Story by Da’Sha Tuck, Staff writer
After a four-year hiatus, Murray State will present Eve Ensler’s Vagina Monologues this weekend in support of a global woman empowerment movement called V-Day. The return of the production has some students stirred up, especially over some of the advertising slogans.
The V-Day campaign is about stopping violence against women and bringing awareness about issues women face, such as sexual assault, domestic violence and gender roles.
The Vagina Monologues is made up of a series of interviews Ensler conducted with hundreds of women who shared their life experiences, including stories of abuse.
“A loud, proud, in your face production like the Vagina Monologues can spark a shift in peoples’ minds and change their opinions on the rights and equal/fair treatment of women,” said Paige Tobye, sophomore from Sturgis, Kentucky, who plans to attend the show.
All proceeds from the tickets and swag will go to the Merryman House Domestic Crisis Center in Paducah.
The Murray State Women’s Center is sponsoring the play. The cast and crew are selling merchandise to help promote the cause as well.
The cast are selling T-shirts, buttons and posters with what some students have described as controversial statements on them, such as T-shirts that say “I heart vaginas,” “Orgasm donor” and buttons that just have the c – word on them.
“A lot of the buttons seem like crass language for the purpose of crass language, but they are all for raising awareness and publicity for the show,” said Shelby Frye, sophomore cast member from Paris, Tennessee.
Tobye said she believes that the controversy is a good thing because it has students talking about the Vagina Monologues.
Director Jasmine Wilkerson, graduate student from Americus, Georgia, said anyone who dismisses or criticizes the show because of the name or the merchandise should attend the production.
“I think that the concept of the Vagina Monologues can make people a little uncomfortable, and sometimes, that is just what is needed,” Tobye said. “Pushing people out of their comfort zones is necessary to create change.”

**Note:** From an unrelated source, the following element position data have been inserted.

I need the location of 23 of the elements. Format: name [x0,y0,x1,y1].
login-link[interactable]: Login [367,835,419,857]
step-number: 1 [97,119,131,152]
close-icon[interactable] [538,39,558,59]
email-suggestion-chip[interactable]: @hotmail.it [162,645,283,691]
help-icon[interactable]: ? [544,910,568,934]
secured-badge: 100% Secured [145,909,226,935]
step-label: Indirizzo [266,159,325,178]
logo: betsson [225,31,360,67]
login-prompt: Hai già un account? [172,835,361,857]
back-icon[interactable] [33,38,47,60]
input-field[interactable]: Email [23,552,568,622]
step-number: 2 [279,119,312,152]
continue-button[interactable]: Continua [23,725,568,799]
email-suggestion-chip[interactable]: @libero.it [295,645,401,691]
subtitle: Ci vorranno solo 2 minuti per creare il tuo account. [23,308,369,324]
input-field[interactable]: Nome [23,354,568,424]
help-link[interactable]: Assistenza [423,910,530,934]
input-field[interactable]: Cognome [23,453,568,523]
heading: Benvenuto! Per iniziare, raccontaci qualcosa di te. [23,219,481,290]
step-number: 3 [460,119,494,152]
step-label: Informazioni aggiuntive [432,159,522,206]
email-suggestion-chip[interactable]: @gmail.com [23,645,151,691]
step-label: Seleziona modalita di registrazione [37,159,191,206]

V-Day was started by Ensler, the author of the Vagina Monologues, and was conceived to create awareness, but also to empower women everywhere.
“The monologues deal with all sorts of women’s issues, some serious stuff as well as trivial things,” Frye said. “It goes from very serious topics to more lighthearted topics pretty quickly to keep it light but still serious enough that you go away with something from it.”
Wilkerson said this production is based on real experiences and real interviews. She said these are issues women are facing today, for instance, sexual assault and discrimination.
At first glance, the production could come off as vulgar.
The language used is abrupt and the gestures are more than suggestive, but the production is based on real situations. Therefore, terminology was not chosen for a shock factor but reflects what actually happened to women. Wilkerson said these issues have been stigmatized and she is hoping this performance can help dissipate that stigma and bring light to the situations discussed.
“People don’t want to talk about it because they don’t know how to talk about it,” Wilkerson said.
The production, Wilkerson said, will have a trigger warning at the beginning of the play. She said she knows some women may be able to connect to some of the monologues on a deeper level so everyone should be aware of the contents.
Executive Director of the Merryman House Mary Foley said they serve thousands of women each year and any donation would help the organization stay operational.
“This is something that is a personal belief of mine,” Wilkerson said. “It makes me happy to be able to rebirth this show and give 100 percent to something that is bigger than me; a bigger cause.”